Mais depuis que des étudiants de l'Oklahoma se sont présentés, au mois de mars, défoncés en cours en prétendant n'avoir pris ni drogue ni alcool, et que l'info a été reprise par une chaîne de télé américaine en plein marasme journalistique estival, tout le monde en parle. Rajoutez là-dessus que tout ce qui vient d'Internet, c'est mal, et vous avez un début de scandale.

Alerté par des collègues (« Non mais t'as vu c'est trop dingue, il y a des jeunes Américains qui se défoncent aux MP3 »), je décidai donc de tordre le cou à cette vilaine rumeur en testant pour vous le i-dosing.

Trente minutes de « sexual simulation »

1 heure du matin, toutes lumières éteintes, je me rends au péril de ma vie sur le site i-Doser, principal dealer du Net selon mes infos. Alléché par les promesses de m'aider à « ressentir le Big Bang », à devenir meilleur aux jeux vidéos (et oui, on peut même s'améliorer à la Wii grâce à trente minutes de i-dosing) ou à ressentir le même effet qu'avec une dose de LSD, je ne sais à quelle drogue numérique me vouer.

N'ayant pas de Wii, je décide, au hasard, de télécharger, pour la modique somme de 13,90 euros, le package complet « Sexual simulation » censé « aider mon cerveau à reproduire l'effet de chaleur, de liesse, de tantrisme et enfin d'apogée »…

C'est donc parti pour quinze minutes de « First love », seul dans le noir. Premier sentiment : je crois entendre de l'eau qui coule sur fond de musique vaguement new age, agrémentée de cris de cormorans le soir au-dessus des jonques. Il y a aussi un bruit de fond lancinant et aigu dont je suppose qu'il est censé me faire chavirer. Le fameux battement binaural.

« You're fucking amazing »

Après dix minutes, le rythme de la musique d'ascenseur s'accélère. Je me dis que c'est le moment où ça y est, on est censé être dedans. Se libérer. Ça y est… Ouiiiiii… Mais non. Rien. Encore quelques minutes de free jazz toujours sur fond de battement binaural et me voilà toujours seul, toujours dans le noir, toujours sans aucun effet et toujours comme un con.

Pas découragé, je saute les fichiers « Ecstasy » et « Extend », pour aller direct à « Orgasm ». A fond les ballons dans mon casque. Toujours ce sentiment que quelqu'un a oublié d'éteindre la douche en enregistrant son battement binaural. Une vague chanson en bruit de fond. Des voix de femmes passées au vocoder à ultrasons.

A la huitième minute, j'ai envie d'arrêter le massacre, mais je suis en reportage. On ne sait jamais… Et j'ai bien fait. Car à la dixième minute, il se passe enfin un truc. La musique s'arrête. Et là démarre l'enregistrement d'un orgasme féminin (évidemment, pour le MP3 « Orgasm » c'est un peu cliché, mais bon…)

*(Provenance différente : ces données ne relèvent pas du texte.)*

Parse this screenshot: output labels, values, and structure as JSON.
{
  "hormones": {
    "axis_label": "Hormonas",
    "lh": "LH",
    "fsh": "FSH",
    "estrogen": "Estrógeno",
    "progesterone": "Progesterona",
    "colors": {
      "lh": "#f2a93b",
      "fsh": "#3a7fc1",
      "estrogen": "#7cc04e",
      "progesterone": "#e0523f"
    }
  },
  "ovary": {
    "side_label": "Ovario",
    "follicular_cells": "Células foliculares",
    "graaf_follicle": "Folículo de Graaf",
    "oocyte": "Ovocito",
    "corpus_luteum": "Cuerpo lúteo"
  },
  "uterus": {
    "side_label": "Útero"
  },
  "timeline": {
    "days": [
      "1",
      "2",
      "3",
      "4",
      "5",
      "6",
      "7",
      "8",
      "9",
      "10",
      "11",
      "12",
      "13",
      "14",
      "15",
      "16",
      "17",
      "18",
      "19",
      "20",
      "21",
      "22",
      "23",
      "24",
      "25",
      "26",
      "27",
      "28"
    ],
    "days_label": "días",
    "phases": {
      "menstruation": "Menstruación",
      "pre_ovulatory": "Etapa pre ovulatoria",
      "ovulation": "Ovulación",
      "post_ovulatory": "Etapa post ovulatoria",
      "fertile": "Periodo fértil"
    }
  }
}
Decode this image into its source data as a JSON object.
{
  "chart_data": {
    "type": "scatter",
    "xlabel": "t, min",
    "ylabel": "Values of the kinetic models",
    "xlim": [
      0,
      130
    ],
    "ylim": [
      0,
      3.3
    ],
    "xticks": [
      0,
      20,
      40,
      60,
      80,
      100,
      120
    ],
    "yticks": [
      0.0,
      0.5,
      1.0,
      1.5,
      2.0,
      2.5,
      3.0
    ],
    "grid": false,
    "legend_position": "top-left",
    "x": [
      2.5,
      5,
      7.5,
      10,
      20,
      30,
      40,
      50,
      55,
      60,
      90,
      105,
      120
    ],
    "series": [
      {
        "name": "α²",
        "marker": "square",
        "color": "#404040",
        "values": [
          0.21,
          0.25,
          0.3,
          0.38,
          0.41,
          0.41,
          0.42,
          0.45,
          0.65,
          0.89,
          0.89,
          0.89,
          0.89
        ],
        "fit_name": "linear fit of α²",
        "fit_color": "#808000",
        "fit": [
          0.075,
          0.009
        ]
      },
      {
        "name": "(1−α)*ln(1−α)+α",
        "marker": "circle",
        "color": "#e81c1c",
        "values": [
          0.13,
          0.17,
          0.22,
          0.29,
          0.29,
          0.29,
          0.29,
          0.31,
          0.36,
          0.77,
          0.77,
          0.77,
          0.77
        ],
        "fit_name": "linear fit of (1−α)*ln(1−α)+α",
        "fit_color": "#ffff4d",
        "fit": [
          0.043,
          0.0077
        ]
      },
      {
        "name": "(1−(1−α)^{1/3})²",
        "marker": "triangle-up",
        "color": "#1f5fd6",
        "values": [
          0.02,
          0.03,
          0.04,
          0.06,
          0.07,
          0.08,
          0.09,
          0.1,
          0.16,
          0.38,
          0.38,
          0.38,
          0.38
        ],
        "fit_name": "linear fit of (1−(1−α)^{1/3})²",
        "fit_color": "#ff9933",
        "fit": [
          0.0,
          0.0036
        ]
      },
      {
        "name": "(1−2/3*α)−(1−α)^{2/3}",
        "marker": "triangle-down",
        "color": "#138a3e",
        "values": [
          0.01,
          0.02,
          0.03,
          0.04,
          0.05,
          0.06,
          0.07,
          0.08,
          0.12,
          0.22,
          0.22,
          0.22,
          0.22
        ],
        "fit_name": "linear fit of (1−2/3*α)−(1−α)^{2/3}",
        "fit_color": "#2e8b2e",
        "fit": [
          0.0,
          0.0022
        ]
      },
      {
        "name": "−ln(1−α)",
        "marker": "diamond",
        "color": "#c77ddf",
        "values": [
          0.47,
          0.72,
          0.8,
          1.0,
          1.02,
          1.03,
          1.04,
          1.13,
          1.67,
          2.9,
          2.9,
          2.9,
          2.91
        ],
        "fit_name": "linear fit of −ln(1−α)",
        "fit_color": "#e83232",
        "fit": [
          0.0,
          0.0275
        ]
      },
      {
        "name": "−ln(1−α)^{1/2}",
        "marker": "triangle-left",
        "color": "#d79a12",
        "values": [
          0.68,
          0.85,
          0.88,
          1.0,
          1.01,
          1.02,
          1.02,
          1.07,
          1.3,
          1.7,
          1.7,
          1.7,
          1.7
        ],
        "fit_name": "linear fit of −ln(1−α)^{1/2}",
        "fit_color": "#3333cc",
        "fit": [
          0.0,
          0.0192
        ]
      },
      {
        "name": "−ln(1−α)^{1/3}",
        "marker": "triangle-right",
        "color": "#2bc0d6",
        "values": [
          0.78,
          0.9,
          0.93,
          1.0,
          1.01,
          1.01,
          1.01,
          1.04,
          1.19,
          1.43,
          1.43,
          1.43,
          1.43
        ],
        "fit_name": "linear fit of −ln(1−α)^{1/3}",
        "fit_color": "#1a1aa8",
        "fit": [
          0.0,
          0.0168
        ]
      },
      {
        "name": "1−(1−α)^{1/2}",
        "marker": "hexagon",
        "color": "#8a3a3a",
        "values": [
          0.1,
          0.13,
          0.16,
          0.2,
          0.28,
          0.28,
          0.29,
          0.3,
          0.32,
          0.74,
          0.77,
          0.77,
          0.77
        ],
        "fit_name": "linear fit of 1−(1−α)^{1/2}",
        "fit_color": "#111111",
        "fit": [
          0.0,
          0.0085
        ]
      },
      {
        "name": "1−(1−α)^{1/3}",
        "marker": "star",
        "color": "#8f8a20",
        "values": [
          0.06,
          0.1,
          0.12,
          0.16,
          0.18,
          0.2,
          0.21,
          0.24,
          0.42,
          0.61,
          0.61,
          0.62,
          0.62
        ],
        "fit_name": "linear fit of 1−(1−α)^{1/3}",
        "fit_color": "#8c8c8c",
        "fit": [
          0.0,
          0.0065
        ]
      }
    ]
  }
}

Et à la quatorzième minute, on sort du binaural pour entrer dans le Journal du hard : « I wanna cum » (« Je veux jouir »), « Fuck me » (« Baise-moi ») « You're fucking amazing » (« T'es trop incroyable »). Merci mademoiselle. Mais si la chanteuse a joui (même si je la soupçonne d'avoir simulé), moi rien.

Si vous voulez faire vous-même un essai sans dépenser la somme de 14 euros et en maximisant vos chances, chaussez votre casque, volume à fond, passez le player ci-dessous en mode plein écran et fixez le point rouge. Le son est plus basique, mais il y a l'image qui peut aider. A tout à l'heure (si vous devenez fou, je décline toute responsabilité). (Ecouter et voir la vidéo, épileptiques s'abstenir)






Bon si vous arrivez encore à lire ces lignes, c'est que vous n'êtes pas sous l'effet de la drogue numérique. Et que la drogue numérique, c'est donc pas vraiment de la drogue. Et que le battement binaural, ça fait surtout mal à la tête.

Mais il en fallait plus pour décourager les croisés de la vertu, pour qui l'i-dose est bien un danger de plus pour notre jeunesse. Car ces « drogues numériques » peuvent pousser les jeunes à consommer d'autres drogues et révèlent en tous cas un appétit de conscience modifiée. CQFD. Donc prudence. C'est en tous cas la théorie défendue par le Bureau des narcotiques de l'Okhlaoma

Allez, le mois prochain, si vous êtes sage, je testerai l'herbe synthétique qui fait rire tout comme de la vraie.